To get the dependent visa in the first place, your husband would have to show adequate accommodation and that he can finance your and his stay without working or recourse to public funds.


----------



## sarika224

ALKB said:


> It is not impossible to get a student dependent visa but it is neither usual nor encouraged.
> 
> Student dependents do not automatically receive the right to work; you would have to try to get sponsored by an employer and apply for a work permit in country - not easy.
> 
> To get the dependent visa in the first place, your husband would have to show adequate accommodation and that he can finance your and his stay without working or recourse to public funds.


Hii,
Thanks for the information.
I understand work visa will be impossible. But is there any possibility I can study (part-time/full-time) in local institutes, Not exactly University based courses. But private institutes.??


----------



## ALKB

sarika224 said:


> Hii,
> Thanks for the information.
> I understand work visa will be impossible. But is there any possibility I can study (part-time/full-time) in local institutes, Not exactly University based courses. But private institutes.??
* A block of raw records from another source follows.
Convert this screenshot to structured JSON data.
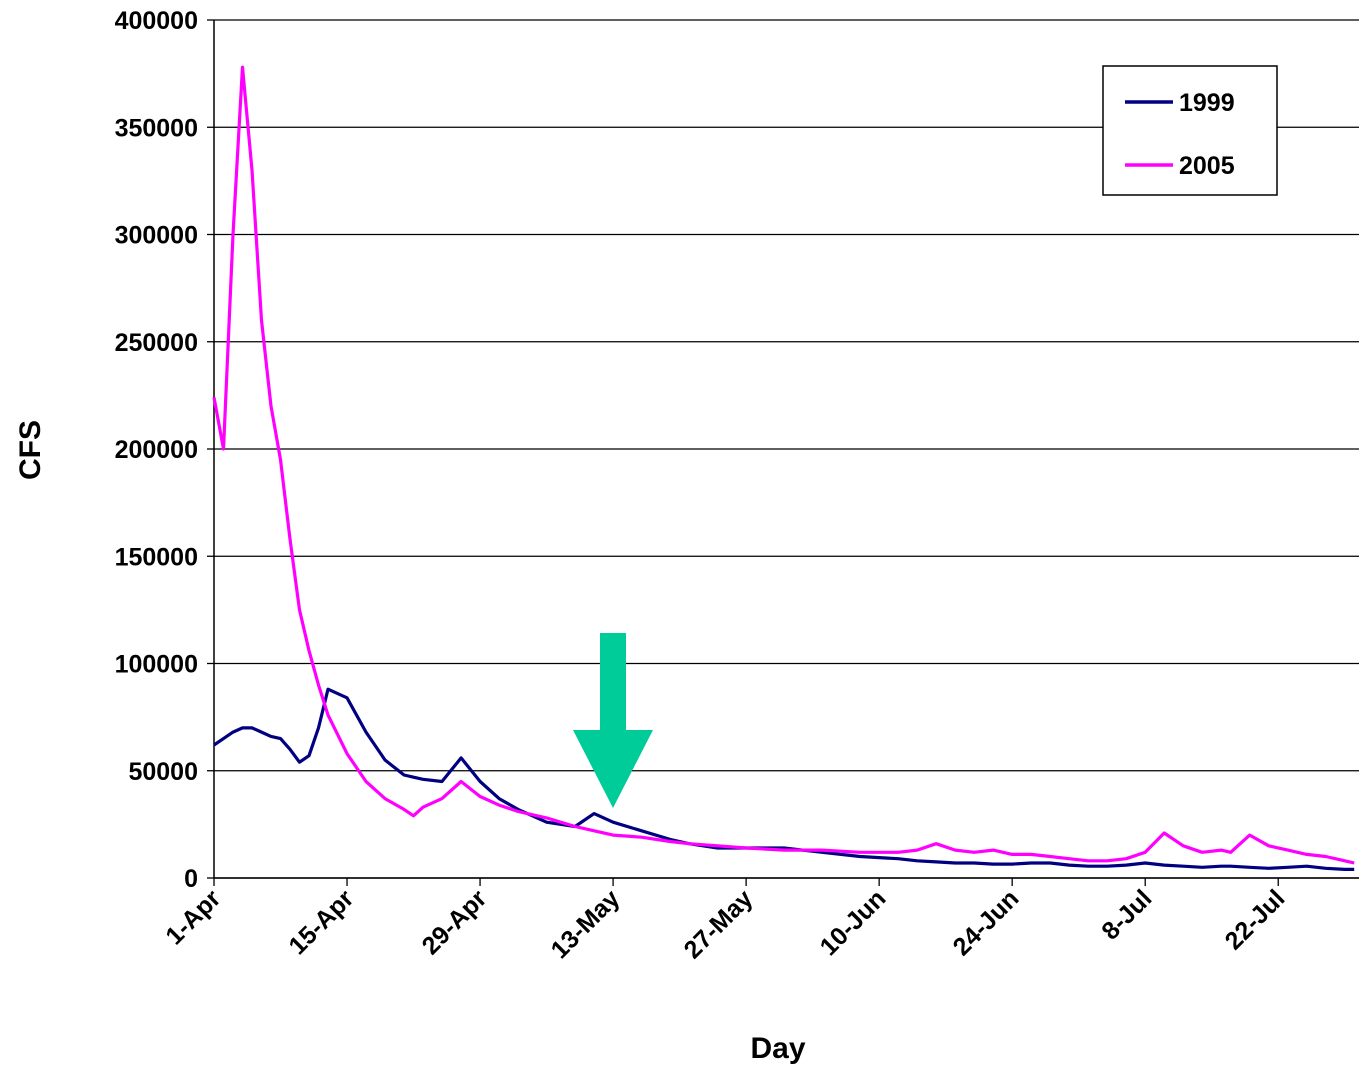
{
  "chart_data": {
    "type": "line",
    "x_label": "Day",
    "y_label": "CFS",
    "x": [
      0,
      1,
      2,
      3,
      4,
      5,
      6,
      7,
      8,
      9,
      10,
      11,
      12,
      14,
      16,
      18,
      20,
      21,
      22,
      24,
      26,
      28,
      30,
      32,
      35,
      38,
      40,
      42,
      45,
      48,
      50,
      53,
      56,
      60,
      64,
      68,
      72,
      74,
      76,
      78,
      80,
      82,
      84,
      86,
      88,
      90,
      92,
      94,
      96,
      98,
      100,
      102,
      104,
      106,
      107,
      109,
      111,
      113,
      115,
      117,
      119,
      120
    ],
    "series": [
      {
        "name": "1999",
        "color": "#000080",
        "values": [
          62000,
          65000,
          68000,
          70000,
          70000,
          68000,
          66000,
          65000,
          60000,
          54000,
          57000,
          70000,
          88000,
          84000,
          68000,
          55000,
          48000,
          47000,
          46000,
          45000,
          56000,
          45000,
          37000,
          32000,
          26000,
          24000,
          30000,
          26000,
          22000,
          18000,
          16000,
          14000,
          14000,
          14000,
          12000,
          10000,
          9000,
          8000,
          7500,
          7000,
          7000,
          6500,
          6500,
          7000,
          7000,
          6000,
          5500,
          5500,
          6000,
          7000,
          6000,
          5500,
          5000,
          5500,
          5500,
          5000,
          4500,
          5000,
          5500,
          4500,
          4000,
          4000
        ]
      },
      {
        "name": "2005",
        "color": "#ff00ff",
        "values": [
          224000,
          200000,
          300000,
          378000,
          330000,
          260000,
          220000,
          195000,
          158000,
          125000,
          106000,
          90000,
          76000,
          58000,
          45000,
          37000,
          32000,
          29000,
          33000,
          37000,
          45000,
          38000,
          34000,
          31000,
          28000,
          24000,
          22000,
          20000,
          19000,
          17000,
          16000,
          15000,
          14000,
          13000,
          13000,
          12000,
          12000,
          13000,
          16000,
          13000,
          12000,
          13000,
          11000,
          11000,
          10000,
          9000,
          8000,
          8000,
          9000,
          12000,
          21000,
          15000,
          12000,
          13000,
          12000,
          20000,
          15000,
          13000,
          11000,
          10000,
          8000,
          7000
        ]
      }
    ],
    "xlim": [
      0,
      120.5
    ],
    "xticks": [
      {
        "value": 0,
        "label": "1-Apr"
      },
      {
        "value": 14,
        "label": "15-Apr"
      },
      {
        "value": 28,
        "label": "29-Apr"
      },
      {
        "value": 42,
        "label": "13-May"
      },
      {
        "value": 56,
        "label": "27-May"
      },
      {
        "value": 70,
        "label": "10-Jun"
      },
      {
        "value": 84,
        "label": "24-Jun"
      },
      {
        "value": 98,
        "label": "8-Jul"
      },
      {
        "value": 112,
        "label": "22-Jul"
      }
    ],
    "ylim": [
      0,
      400000
    ],
    "yticks": [
      0,
      50000,
      100000,
      150000,
      200000,
      250000,
      300000,
      350000,
      400000
    ],
    "grid": true,
    "legend": "upper right"
  }
}
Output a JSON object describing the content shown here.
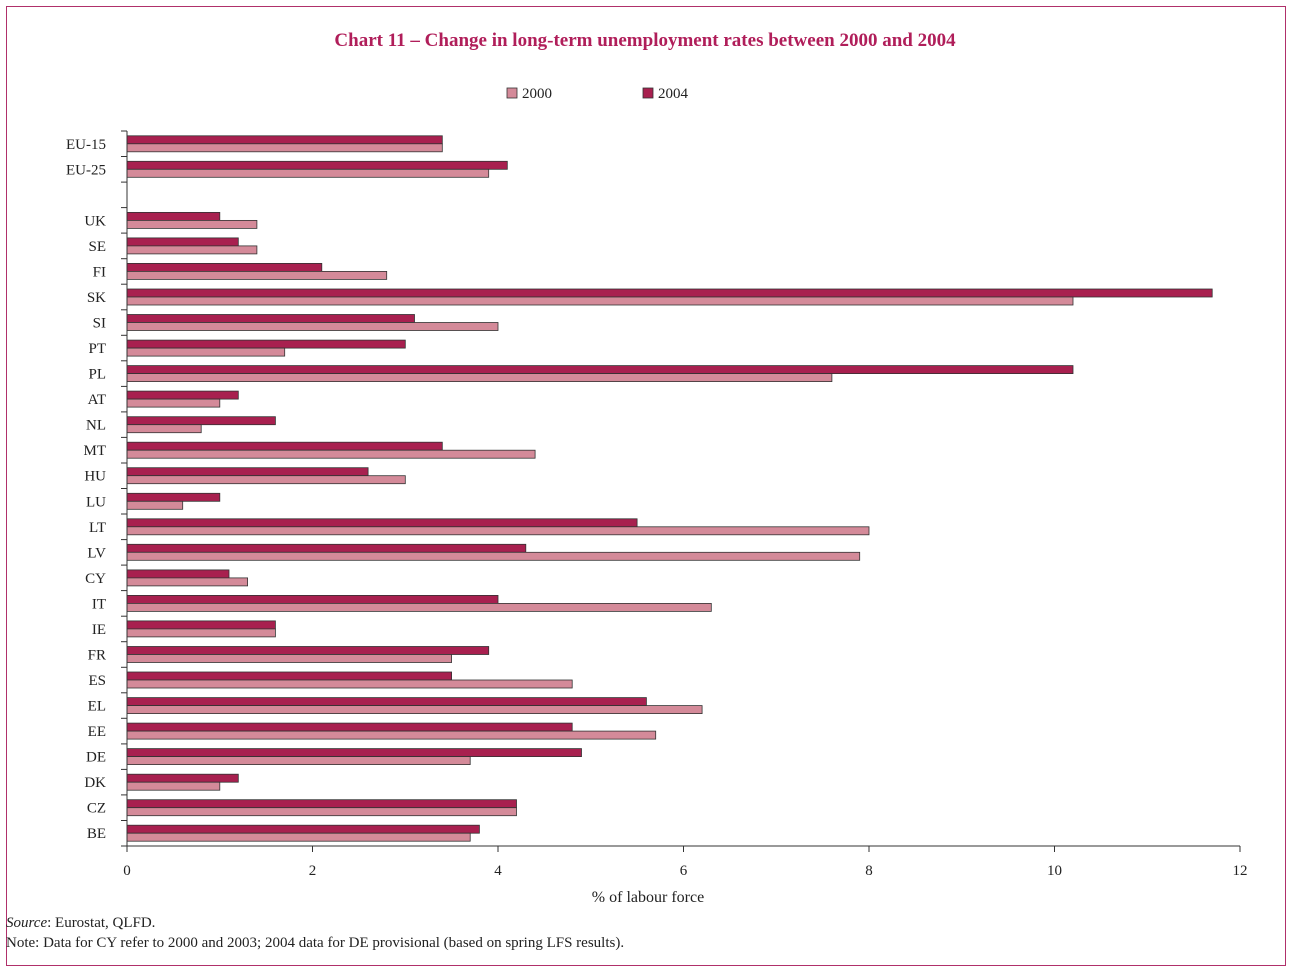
{
  "chart_data": {
    "type": "bar",
    "orientation": "horizontal",
    "title": "Chart 11 – Change in long-term unemployment rates between 2000 and 2004",
    "xlabel": "% of labour force",
    "ylabel": "",
    "xlim": [
      0,
      12
    ],
    "xticks": [
      "0",
      "2",
      "4",
      "6",
      "8",
      "10",
      "12"
    ],
    "legend_position": "top-center",
    "grid": false,
    "categories": [
      "EU-15",
      "EU-25",
      "",
      "UK",
      "SE",
      "FI",
      "SK",
      "SI",
      "PT",
      "PL",
      "AT",
      "NL",
      "MT",
      "HU",
      "LU",
      "LT",
      "LV",
      "CY",
      "IT",
      "IE",
      "FR",
      "ES",
      "EL",
      "EE",
      "DE",
      "DK",
      "CZ",
      "BE"
    ],
    "series": [
      {
        "name": "2000",
        "color": "#d48a99",
        "values": [
          3.4,
          3.9,
          null,
          1.4,
          1.4,
          2.8,
          10.2,
          4.0,
          1.7,
          7.6,
          1.0,
          0.8,
          4.4,
          3.0,
          0.6,
          8.0,
          7.9,
          1.3,
          6.3,
          1.6,
          3.5,
          4.8,
          6.2,
          5.7,
          3.7,
          1.0,
          4.2,
          3.7
        ]
      },
      {
        "name": "2004",
        "color": "#a8204f",
        "values": [
          3.4,
          4.1,
          null,
          1.0,
          1.2,
          2.1,
          11.7,
          3.1,
          3.0,
          10.2,
          1.2,
          1.6,
          3.4,
          2.6,
          1.0,
          5.5,
          4.3,
          1.1,
          4.0,
          1.6,
          3.9,
          3.5,
          5.6,
          4.8,
          4.9,
          1.2,
          4.2,
          3.8
        ]
      }
    ]
  },
  "footnotes": {
    "source_label": "Source",
    "source_text": ": Eurostat, QLFD.",
    "note": "Note: Data for CY refer to 2000 and 2003; 2004 data for DE provisional (based on spring LFS results)."
  }
}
Once you have a student dependent visa, I don't really see a problem studying even at a state university providing that you get accepted. (Do enquire with the specific instituition what their requirements are.)

You won't be able to work part time as international students on student visa, though. 

So, if you want to study in the first place and seem to have enough money to show that you can maintain yourself without work or public funds, why don't you get your own student visa?


----------



## sarika224

I was planning for a student visa before and enter a University from October. But there are some issues with it. Really can't explain that. Simple thing- love marriages in India face many issues. 

Really thanks for the info though. It has helped me a lot and brought much required clarity to me.


----------